With the massive SolarWinds breach that happened in early December, experts claim that companies and government agencies can start investing in sophisticated security practices.
Further investigations on the cyberattack that happened on December 13 suggest that the SolarWinds incident was conducted by a highly-planned hacking. The extent of the breach provides information that this attack is nothing that amateurs can do.
In fact, according to a report by Reuters, this incident was carried out by a sophisticated hacking group backed by some foreign government. This poses a threat as the hackers stole information from U.S. government agencies, including email traffic.
It appears that this incident has affected every level of government plus hundreds of private companies. About 18,000 SolarWinds customers are reportedly affected, those accessing the company’s software.
Hackers were able to penetrate various networks containing vulnerabilities of high shot companies and even governmental offices. The investigation suggests high-profile targets of the attack, including the U.S. Department of Treasury, Homeland Security, Department of Energy, and Microsoft.
While there’s still no clear footprint from the hacking attack, an unnamed source claims that the Russian government is responsible.

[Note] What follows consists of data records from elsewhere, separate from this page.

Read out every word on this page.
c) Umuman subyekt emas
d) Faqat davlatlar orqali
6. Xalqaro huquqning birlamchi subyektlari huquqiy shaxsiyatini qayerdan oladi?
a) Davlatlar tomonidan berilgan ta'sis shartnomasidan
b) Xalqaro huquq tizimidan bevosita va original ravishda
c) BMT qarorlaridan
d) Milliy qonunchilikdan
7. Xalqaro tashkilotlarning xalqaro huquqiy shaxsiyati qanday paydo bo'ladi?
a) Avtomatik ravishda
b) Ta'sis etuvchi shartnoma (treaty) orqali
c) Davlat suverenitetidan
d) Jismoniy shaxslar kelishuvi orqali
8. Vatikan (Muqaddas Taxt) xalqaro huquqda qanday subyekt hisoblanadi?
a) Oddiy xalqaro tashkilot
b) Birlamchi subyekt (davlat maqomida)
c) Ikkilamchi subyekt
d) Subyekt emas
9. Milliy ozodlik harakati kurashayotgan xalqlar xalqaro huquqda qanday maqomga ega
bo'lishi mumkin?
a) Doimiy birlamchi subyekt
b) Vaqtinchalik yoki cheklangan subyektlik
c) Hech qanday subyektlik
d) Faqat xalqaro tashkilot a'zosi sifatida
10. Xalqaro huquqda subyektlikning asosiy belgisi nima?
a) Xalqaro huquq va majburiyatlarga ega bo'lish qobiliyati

Hackers with nicknames like APT29 or Cozy Bear are part of the Russian government’s foreign intelligence service.
Experts like Daniel Ives of Wedbush Securities said that the SolarWinds breach is among the largest breaches in U.S. history and could take years to fully understand the full extent.
“This scale, the scope of this attack is jaw-dropping. I think how pervasive potentially [the hackers] got within the confines of the government and enterprises is a major wake up call,” added Ives.

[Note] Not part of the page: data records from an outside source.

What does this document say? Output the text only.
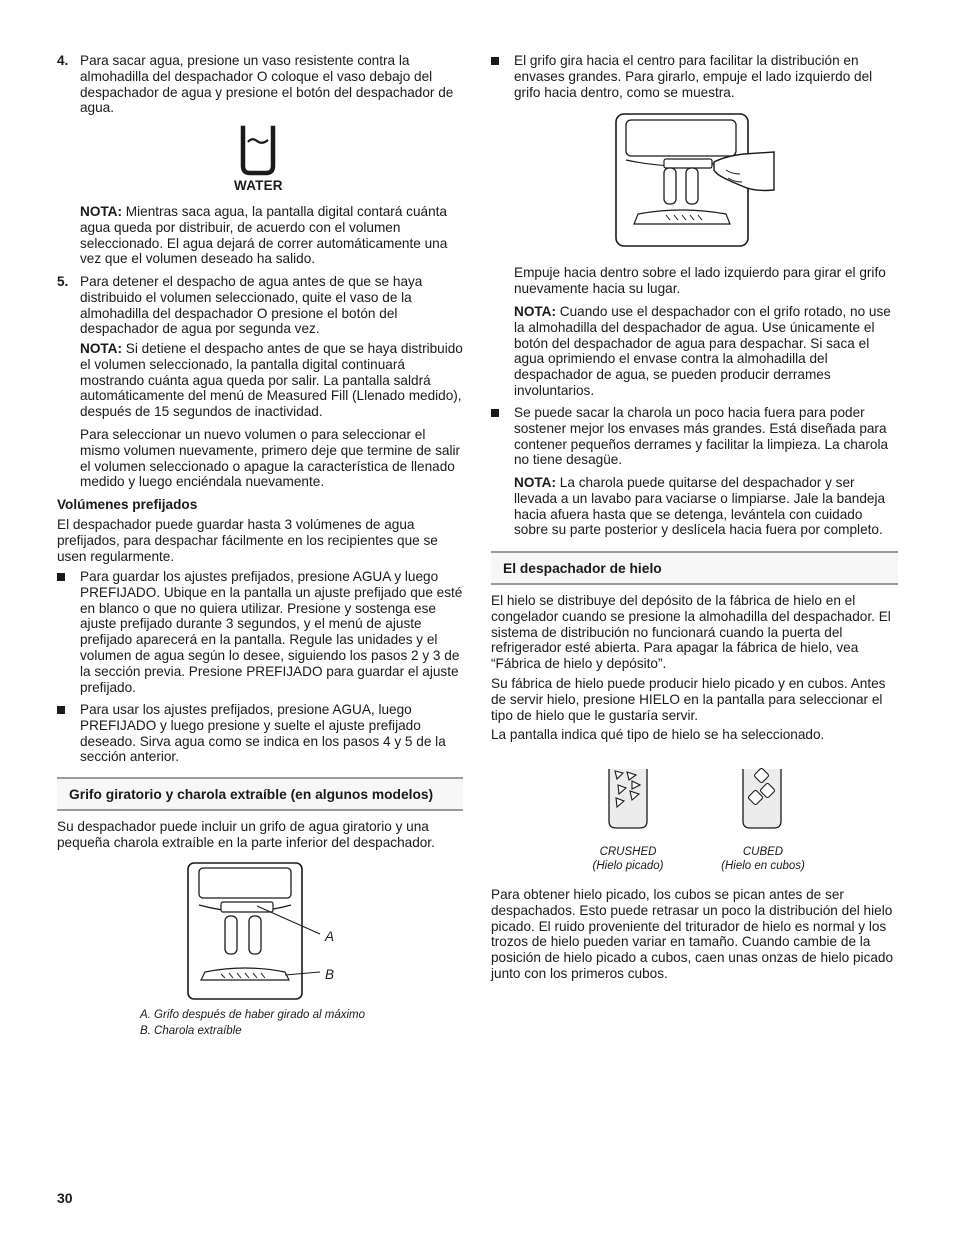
4. Para sacar agua, presione un vaso resistente contra la almohadilla del despachador O coloque el vaso debajo del despachador de agua y presione el botón del despachador de agua.

WATER

NOTA: Mientras saca agua, la pantalla digital contará cuánta agua queda por distribuir, de acuerdo con el volumen seleccionado. El agua dejará de correr automáticamente una vez que el volumen deseado ha salido.

5. Para detener el despacho de agua antes de que se haya distribuido el volumen seleccionado, quite el vaso de la almohadilla del despachador O presione el botón del despachador de agua por segunda vez.

NOTA: Si detiene el despacho antes de que se haya distribuido el volumen seleccionado, la pantalla digital continuará mostrando cuánta agua queda por salir. La pantalla saldrá automáticamente del menú de Measured Fill (Llenado medido), después de 15 segundos de inactividad.

Para seleccionar un nuevo volumen o para seleccionar el mismo volumen nuevamente, primero deje que termine de salir el volumen seleccionado o apague la característica de llenado medido y luego enciéndala nuevamente.

Volúmenes prefijados

El despachador puede guardar hasta 3 volúmenes de agua prefijados, para despachar fácilmente en los recipientes que se usen regularmente.

Para guardar los ajustes prefijados, presione AGUA y luego PREFIJADO. Ubique en la pantalla un ajuste prefijado que esté en blanco o que no quiera utilizar. Presione y sostenga ese ajuste prefijado durante 3 segundos, y el menú de ajuste prefijado aparecerá en la pantalla. Regule las unidades y el volumen de agua según lo desee, siguiendo los pasos 2 y 3 de la sección previa. Presione PREFIJADO para guardar el ajuste prefijado.

Para usar los ajustes prefijados, presione AGUA, luego PREFIJADO y luego presione y suelte el ajuste prefijado deseado. Sirva agua como se indica en los pasos 4 y 5 de la sección anterior.

Grifo giratorio y charola extraíble (en algunos modelos)

Su despachador puede incluir un grifo de agua giratorio y una pequeña charola extraíble en la parte inferior del despachador.

A
B
A. Grifo después de haber girado al máximo
B. Charola extraíble

El grifo gira hacia el centro para facilitar la distribución en envases grandes. Para girarlo, empuje el lado izquierdo del grifo hacia dentro, como se muestra.

Empuje hacia dentro sobre el lado izquierdo para girar el grifo nuevamente hacia su lugar.

NOTA: Cuando use el despachador con el grifo rotado, no use la almohadilla del despachador de agua. Use únicamente el botón del despachador de agua para despachar. Si saca el agua oprimiendo el envase contra la almohadilla del despachador de agua, se pueden producir derrames involuntarios.

Se puede sacar la charola un poco hacia fuera para poder sostener mejor los envases más grandes. Está diseñada para contener pequeños derrames y facilitar la limpieza. La charola no tiene desagüe.

NOTA: La charola puede quitarse del despachador y ser llevada a un lavabo para vaciarse o limpiarse. Jale la bandeja hacia afuera hasta que se detenga, levántela con cuidado sobre su parte posterior y deslícela hacia fuera por completo.

El despachador de hielo

El hielo se distribuye del depósito de la fábrica de hielo en el congelador cuando se presione la almohadilla del despachador. El sistema de distribución no funcionará cuando la puerta del refrigerador esté abierta. Para apagar la fábrica de hielo, vea “Fábrica de hielo y depósito”.

Su fábrica de hielo puede producir hielo picado y en cubos. Antes de servir hielo, presione HIELO en la pantalla para seleccionar el tipo de hielo que le gustaría servir.

La pantalla indica qué tipo de hielo se ha seleccionado.

CRUSHED
(Hielo picado)
CUBED
(Hielo en cubos)

Para obtener hielo picado, los cubos se pican antes de ser despachados. Esto puede retrasar un poco la distribución del hielo picado. El ruido proveniente del triturador de hielo es normal y los trozos de hielo pueden variar en tamaño. Cuando cambie de la posición de hielo picado a cubos, caen unas onzas de hielo picado junto con los primeros cubos.

30
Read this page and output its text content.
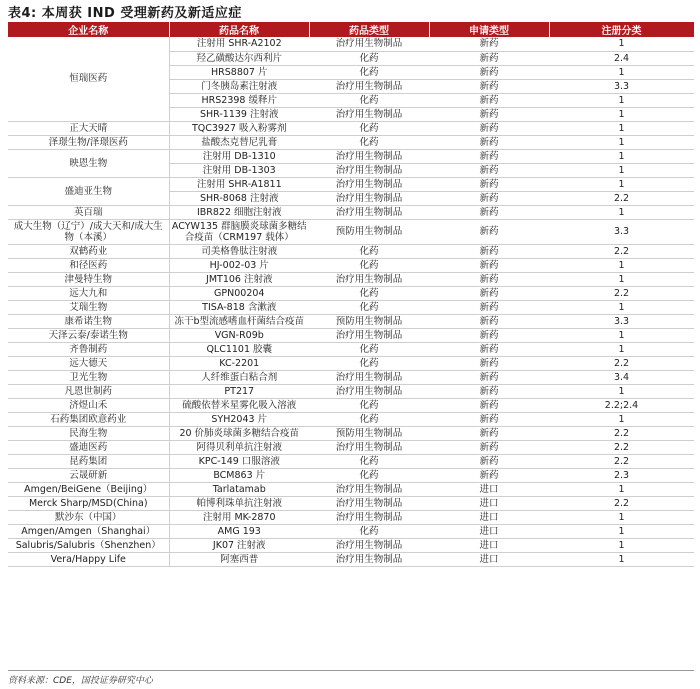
表4: 本周获 IND 受理新药及新适应症
企业名称	药品名称	药品类型	申请类型	注册分类
恒瑞医药	注射用 SHR-A2102	治疗用生物制品	新药	1
	羟乙磺酸达尔西利片	化药	新药	2.4
	HRS8807 片	化药	新药	1
	门冬胰岛素注射液	治疗用生物制品	新药	3.3
	HRS2398 缓释片	化药	新药	1
	SHR-1139 注射液	治疗用生物制品	新药	1
正大天晴	TQC3927 吸入粉雾剂	化药	新药	1
泽璟生物/泽璟医药	盐酸杰克替尼乳膏	化药	新药	1
映恩生物	注射用 DB-1310	治疗用生物制品	新药	1
	注射用 DB-1303	治疗用生物制品	新药	1
盛迪亚生物	注射用 SHR-A1811	治疗用生物制品	新药	1
	SHR-8068 注射液	治疗用生物制品	新药	2.2
英百瑞	IBR822 细胞注射液	治疗用生物制品	新药	1
成大生物（辽宁）/成大天和/成大生物（本溪）	ACYW135 群脑膜炎球菌多糖结合疫苗（CRM197 载体）	预防用生物制品	新药	3.3
双鹤药业	司美格鲁肽注射液	化药	新药	2.2
和径医药	HJ-002-03 片	化药	新药	1
津曼特生物	JMT106 注射液	治疗用生物制品	新药	1
远大九和	GPN00204	化药	新药	2.2
艾瑞生物	TISA-818 含漱液	化药	新药	1
康希诺生物	冻干b型流感嗜血杆菌结合疫苗	预防用生物制品	新药	3.3
天泽云泰/泰诺生物	VGN-R09b	治疗用生物制品	新药	1
齐鲁制药	QLC1101 胶囊	化药	新药	1
远大德天	KC-2201	化药	新药	2.2
卫光生物	人纤维蛋白粘合剂	治疗用生物制品	新药	3.4
凡恩世制药	PT217	治疗用生物制品	新药	1
济煜山禾	硫酸依替米星雾化吸入溶液	化药	新药	2.2;2.4
石药集团欧意药业	SYH2043 片	化药	新药	1
民海生物	20 价肺炎球菌多糖结合疫苗	预防用生物制品	新药	2.2
盛迪医药	阿得贝利单抗注射液	治疗用生物制品	新药	2.2
昆药集团	KPC-149 口服溶液	化药	新药	2.2
云晟研新	BCM863 片	化药	新药	2.3
Amgen/BeiGene（Beijing）	Tarlatamab	治疗用生物制品	进口	1
Merck Sharp/MSD(China)	帕博利珠单抗注射液	治疗用生物制品	进口	2.2
默沙东（中国）	注射用 MK-2870	治疗用生物制品	进口	1
Amgen/Amgen（Shanghai）	AMG 193	化药	进口	1
Salubris/Salubris（Shenzhen）	JK07 注射液	治疗用生物制品	进口	1
Vera/Happy Life	阿塞西普	治疗用生物制品	进口	1
资料来源：CDE，国投证券研究中心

Ives said that SolarWinds alone, with massive supply chains, is a reason for a cyber hacking attack. Being big in the business, a competitor can easily create a dent to destroy the image of the company and take over crucial information.
SolarWinds itself has its own network and management software and with more than 3,000 global employees. The hackers used a number of sophisticated techniques to get into SolarWinds’ systems, tampering with the network management, and updating the server.
Experts looking at how the hackers worked claim this isn’t an ordinary attack. Threat actors were able to gain remote access and inserted a malicious code that would ride on the software update.
As a result, SolarWinds was urged to update the software patch problem and worked with third-party cybersecurity experts to understand the attack better.